The shrine is strongly associated with Drumlane, Co. Cavan. It was bought in the early 1840s by the antiquarian George Petrie, from ‘Mr Reilly, a jeweller, a Cavan man’. The shrine speaks of continuity. Its shape is an enlargement of a form used since the eighth century, long before the Vikings. The clerics depicted on the shrine are hardly ascetic. With their fine cloaks and tunics, long ringlets and extravagant beards, all worn in idiosyncratic styles, they seem every bit as fashion-conscious as the women. The curved ornamen tation of the folds of the clerics’ garments and the serpentine elaborations of their coiffure recall the traditional styles of Irish abstract art, but the figures are so lifelike and vividly individual that it does not seem too much of a stretch to think of them as partial portraits. Certainly the artist, in depicting a melancholy cleric with his head resting on his hand, his eyes drooping, was drawing not just on stylised forms but also on observed human behaviour. On one end of the shrine there is a unique depiction of a musician playing a recognisably Irish harp—the oldest image of what would, much later, become a national symbol.

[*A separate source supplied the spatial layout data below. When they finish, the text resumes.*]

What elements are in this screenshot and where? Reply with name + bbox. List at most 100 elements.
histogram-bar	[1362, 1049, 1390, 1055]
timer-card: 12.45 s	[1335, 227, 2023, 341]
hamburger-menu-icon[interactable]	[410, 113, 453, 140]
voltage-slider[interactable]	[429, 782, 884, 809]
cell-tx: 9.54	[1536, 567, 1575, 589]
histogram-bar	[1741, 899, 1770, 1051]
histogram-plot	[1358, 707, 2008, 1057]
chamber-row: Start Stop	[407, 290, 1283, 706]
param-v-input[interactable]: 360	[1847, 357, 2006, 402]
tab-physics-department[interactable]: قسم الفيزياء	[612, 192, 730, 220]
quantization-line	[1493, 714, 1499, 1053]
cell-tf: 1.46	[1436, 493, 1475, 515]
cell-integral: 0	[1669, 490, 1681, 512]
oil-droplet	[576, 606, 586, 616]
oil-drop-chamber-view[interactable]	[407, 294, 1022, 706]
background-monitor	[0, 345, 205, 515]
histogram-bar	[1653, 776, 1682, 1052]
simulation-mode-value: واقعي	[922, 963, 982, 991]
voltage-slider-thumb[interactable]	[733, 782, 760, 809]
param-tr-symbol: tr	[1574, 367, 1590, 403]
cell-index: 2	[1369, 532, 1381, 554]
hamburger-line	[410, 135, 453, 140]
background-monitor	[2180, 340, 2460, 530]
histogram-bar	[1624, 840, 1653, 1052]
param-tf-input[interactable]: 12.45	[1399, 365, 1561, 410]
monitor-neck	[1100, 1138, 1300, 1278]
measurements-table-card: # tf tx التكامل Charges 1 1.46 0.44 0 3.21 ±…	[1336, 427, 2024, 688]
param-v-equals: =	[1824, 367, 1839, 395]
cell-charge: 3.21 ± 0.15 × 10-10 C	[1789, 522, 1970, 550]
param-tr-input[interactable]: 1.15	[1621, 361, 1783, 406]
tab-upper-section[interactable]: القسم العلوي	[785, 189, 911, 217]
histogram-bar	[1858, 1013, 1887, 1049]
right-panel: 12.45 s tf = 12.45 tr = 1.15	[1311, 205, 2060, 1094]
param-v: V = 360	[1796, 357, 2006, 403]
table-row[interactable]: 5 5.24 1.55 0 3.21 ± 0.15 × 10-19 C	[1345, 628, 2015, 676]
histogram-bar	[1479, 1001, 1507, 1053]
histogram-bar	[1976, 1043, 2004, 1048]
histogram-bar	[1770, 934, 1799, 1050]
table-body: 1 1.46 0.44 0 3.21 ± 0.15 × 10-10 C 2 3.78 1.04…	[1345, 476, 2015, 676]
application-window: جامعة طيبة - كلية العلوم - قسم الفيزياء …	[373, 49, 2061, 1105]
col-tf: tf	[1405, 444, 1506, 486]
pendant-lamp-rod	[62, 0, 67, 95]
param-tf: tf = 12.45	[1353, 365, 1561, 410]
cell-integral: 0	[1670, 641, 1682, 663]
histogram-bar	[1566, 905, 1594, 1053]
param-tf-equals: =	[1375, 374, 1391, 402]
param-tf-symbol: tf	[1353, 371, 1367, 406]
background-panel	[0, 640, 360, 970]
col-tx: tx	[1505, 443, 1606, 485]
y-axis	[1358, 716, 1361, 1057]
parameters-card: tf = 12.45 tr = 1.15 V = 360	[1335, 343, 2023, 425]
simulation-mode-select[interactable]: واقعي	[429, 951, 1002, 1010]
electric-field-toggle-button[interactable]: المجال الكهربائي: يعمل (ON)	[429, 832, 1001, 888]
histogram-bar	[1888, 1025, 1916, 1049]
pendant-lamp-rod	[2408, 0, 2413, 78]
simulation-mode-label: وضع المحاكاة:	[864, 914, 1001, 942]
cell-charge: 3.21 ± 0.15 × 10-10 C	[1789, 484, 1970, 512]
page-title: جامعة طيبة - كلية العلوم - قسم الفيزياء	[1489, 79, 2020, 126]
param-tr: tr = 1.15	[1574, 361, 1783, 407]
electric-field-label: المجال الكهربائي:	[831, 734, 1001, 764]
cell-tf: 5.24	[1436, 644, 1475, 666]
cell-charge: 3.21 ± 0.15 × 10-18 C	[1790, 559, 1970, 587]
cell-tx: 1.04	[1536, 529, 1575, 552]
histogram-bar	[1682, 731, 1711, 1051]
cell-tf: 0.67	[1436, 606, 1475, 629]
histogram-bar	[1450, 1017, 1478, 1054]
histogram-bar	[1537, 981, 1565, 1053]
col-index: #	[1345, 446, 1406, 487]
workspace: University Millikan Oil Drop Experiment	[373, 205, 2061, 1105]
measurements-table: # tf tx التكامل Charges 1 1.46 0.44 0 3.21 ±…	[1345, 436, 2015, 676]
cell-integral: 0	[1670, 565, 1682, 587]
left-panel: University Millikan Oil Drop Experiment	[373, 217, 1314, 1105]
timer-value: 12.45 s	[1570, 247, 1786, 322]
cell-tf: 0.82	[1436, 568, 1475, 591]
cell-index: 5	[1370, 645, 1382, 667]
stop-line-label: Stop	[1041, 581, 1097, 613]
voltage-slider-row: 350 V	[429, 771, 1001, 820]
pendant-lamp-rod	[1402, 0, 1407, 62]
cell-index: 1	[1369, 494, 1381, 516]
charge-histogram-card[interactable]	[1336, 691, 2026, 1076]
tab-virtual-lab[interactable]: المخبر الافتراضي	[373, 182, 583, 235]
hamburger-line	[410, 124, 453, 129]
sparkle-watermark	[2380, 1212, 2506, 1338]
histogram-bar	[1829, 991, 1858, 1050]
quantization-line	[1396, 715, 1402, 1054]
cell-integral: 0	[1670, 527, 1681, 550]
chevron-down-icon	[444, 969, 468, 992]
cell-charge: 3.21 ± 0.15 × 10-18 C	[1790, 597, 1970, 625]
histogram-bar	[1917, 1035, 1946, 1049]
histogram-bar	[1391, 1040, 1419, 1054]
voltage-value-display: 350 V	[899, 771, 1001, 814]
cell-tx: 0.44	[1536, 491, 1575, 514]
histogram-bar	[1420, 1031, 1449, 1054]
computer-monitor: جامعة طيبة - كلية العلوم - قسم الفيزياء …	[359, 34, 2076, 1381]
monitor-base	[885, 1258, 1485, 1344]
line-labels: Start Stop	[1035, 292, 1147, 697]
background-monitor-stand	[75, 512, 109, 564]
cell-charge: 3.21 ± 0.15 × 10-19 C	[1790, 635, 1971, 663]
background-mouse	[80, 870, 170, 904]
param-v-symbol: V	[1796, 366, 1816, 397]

What is striking about these images is not just what they show but also what they do not. The luxury, humour and personality of the portraits suggest a church at ease in its cultural environment. There is none of the exaggerated triumphalism you get from a culture that has to shout to be heard, no sense of pressure or embattlement; this absence tells its own story. The Vikings came to Ireland with their own sophisticated religious mythology and belief systems. Initially, they were a threat to the established order in Ireland, not just as violent raiders but, specifically, as pagans. The second of these threats gradually faded along with the first. The Irish annals refer to the Scandinavians as genti or geinte (gentiles, pagans) until the second half of the ninth century, but the last mention of the ‘heathens of Dublin’ is in 942. There does not seem to have been any single moment of conversion, and there was probably a considerable overlap between those who had gone native and those who kept to the old religion. Conversion, as Donnchadh Ó Corráin has put it, ‘must have come gradually, as an effect of assimilation’.